I have been milling this over in my mind since you first posted this response and was wondering if you could better clarify the part I highlighted in deep blue.

What I mean, is are you saying you have never seen any ceramic CPU's with PURE gold bonding wires(which connect from substrate to silicon die)?

I don't mean any disrespect in asking you this question,I'm just confused and stumped at your response.
Thank you in advance if you are willing to clarify this for me.



p.s I hope I got the quotes to work right,I only wanted the above quoted.



modtheworld44
 
patnor1011 said:
I have never seen any bonding wires in ceramic CPU and never heard of that being true.

I've always wondered about this. If there aren't any bonding wires, then how does the electric get from the pins on the bottom, to the IC on top? It would just be completely ceramic between the two sections. (I never broke any apart)
 
As far as I understand it connection is made by some printed paste or something like that. Not with gold bonding wires.
 
patnor1011 said:
As far as I understand it connection is made by some printed paste or something like that. Not with gold bonding wires.

Interesting. I'll have to find more information about this later, thank you.
 
I think it was Lou who stated the bonding wires in ceramic cpu's were molybdenum. Very old post and I didn't book mark it as I was looking into something different.
 
Done.

http://goldrefiningforum.com/phpBB3/search.php?keywords=+processing+101+of+ceramic+CPU%27s+
 
A standard ceramic CPU is made of several layers of ceramics bonded together. between the layers (while the ceramics is still unfired, also called green) is screen printed conductors of molybdenum.
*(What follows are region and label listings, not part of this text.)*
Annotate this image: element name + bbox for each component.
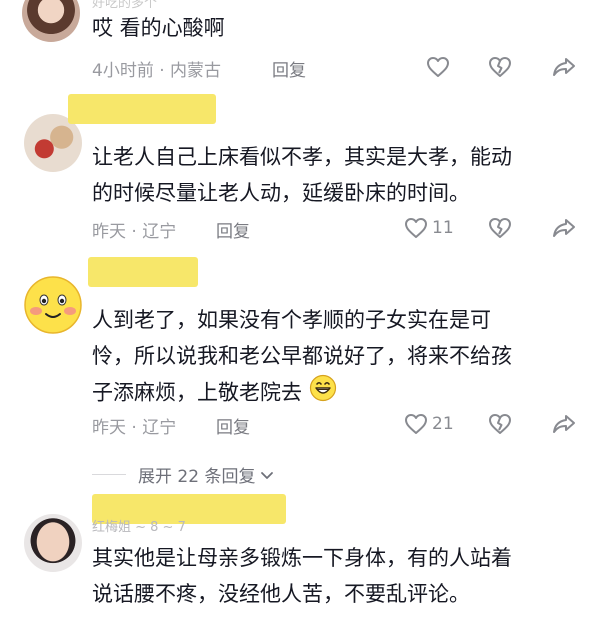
avatar[interactable] [22,0,80,42]
comment-text-line: 说话腰不疼，没经他人苦，不要乱评论。 [92,582,470,606]
like-count: 11 [432,218,454,238]
reply-button[interactable]: 回复 [216,217,250,242]
comment-text-line: 其实他是让母亲多锻炼一下身体，有的人站着 [92,546,512,570]
divider [92,474,126,475]
comment-meta: 4小时前 · 内蒙古 [92,61,222,81]
comment-text-line: 子添麻烦，上敬老院去 [92,380,302,405]
comment-text: 让老人自己上床看似不孝，其实是大孝，能动 的时候尽量让老人动，延缓卧床的时间。 [92,139,572,211]
comment-meta: 昨天 · 辽宁 [92,222,177,242]
share-button[interactable] [552,56,576,78]
commenter-name-highlight[interactable] [88,257,198,287]
broken-heart-icon [489,218,511,238]
share-arrow-icon [553,219,575,237]
like-button[interactable] [426,56,450,78]
share-button[interactable] [552,217,576,239]
comment-text: 其实他是让母亲多锻炼一下身体，有的人站着 说话腰不疼，没经他人苦，不要乱评论。 [92,540,572,612]
commenter-name[interactable]: 红梅姐 ~ 8 ~ 7 [92,516,186,535]
comment-text-line: 怜，所以说我和老公早都说好了，将来不给孩 [92,344,512,368]
comment-text-line: 的时候尽量让老人动，延缓卧床的时间。 [92,181,470,205]
heart-icon [405,218,427,238]
dislike-button[interactable] [488,413,512,435]
dislike-button[interactable] [488,217,512,239]
chevron-down-icon [261,471,274,479]
dislike-button[interactable] [488,56,512,78]
like-button[interactable]: 21 [404,413,454,435]
like-count: 21 [432,414,454,434]
heart-icon [405,414,427,434]
comment-text-line: 让老人自己上床看似不孝，其实是大孝，能动 [92,145,512,169]
comment-text: 哎 看的心酸啊 [92,10,572,46]
comment-meta: 昨天 · 辽宁 [92,418,177,438]
broken-heart-icon [489,57,511,77]
share-arrow-icon [553,58,575,76]
reply-button[interactable]: 回复 [216,413,250,438]
expand-replies-label: 展开 22 条回复 [138,467,256,487]
comment-text-line: 人到老了，如果没有个孝顺的子女实在是可 [92,308,491,332]
grinning-face-icon [309,374,337,413]
broken-heart-icon [489,414,511,434]
heart-icon [427,57,449,77]
commenter-name-highlight[interactable] [68,94,216,124]
share-arrow-icon [553,415,575,433]
smiley-avatar-icon [24,276,82,334]
reply-button[interactable]: 回复 [272,56,306,81]
expand-replies-button[interactable]: 展开 22 条回复 [92,462,276,487]
comment-text-line: 哎 看的心酸啊 [92,16,225,40]
avatar[interactable] [24,276,82,334]
avatar[interactable] [24,514,82,572]
comment-text: 人到老了，如果没有个孝顺的子女实在是可 怜，所以说我和老公早都说好了，将来不给孩… [92,302,572,413]
share-button[interactable] [552,413,576,435]
like-button[interactable]: 11 [404,217,454,239]
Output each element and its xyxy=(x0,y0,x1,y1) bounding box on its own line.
The ceramic body is then fired and the molybdenum that is exposed is then gold plated. On the bottom or side, pins are brazed or soldered and in the cavity bond wires are used to connect landing pads on the die with the exposed gold plated conductors. For bonding wires aluminum or gold can be used.

Inside the ceramic body is the molybdenum conductors and the only gold is the exposed gold and the gold under the die.

To use gold inside the ceramic body would be problematic. Thermal expansion and contraction will break conductors over time unless it expands with the same rate as the ceramic body. Molybdenum is the solution on this problem and it is cheaper that gold.

Göran
 
The only ones I've studied are the older side-braze packages. There were 3 layers of alumina ceramic. The ceramic is made by blending alumina powder with about 5% glass powder (called glass frit). The green ceramic is fired above the melting point of the glass. The glass melts and bonds all the alumina particles together. The glass also bonds the 3 alumina layers together. The internal conductive traces are made by silk screening molybdenum-manganese paste (containing a glass frit, I think) onto the ceramic and then firing it. If I remember right, tungsten was used for traces in later years.
 
Thanks guys, that is similar to what I read, but since I only half read something that wasn't tied to my research, it only half stuck. I would love to see a video on the process of making a ceramic CPU, that would be very interesting.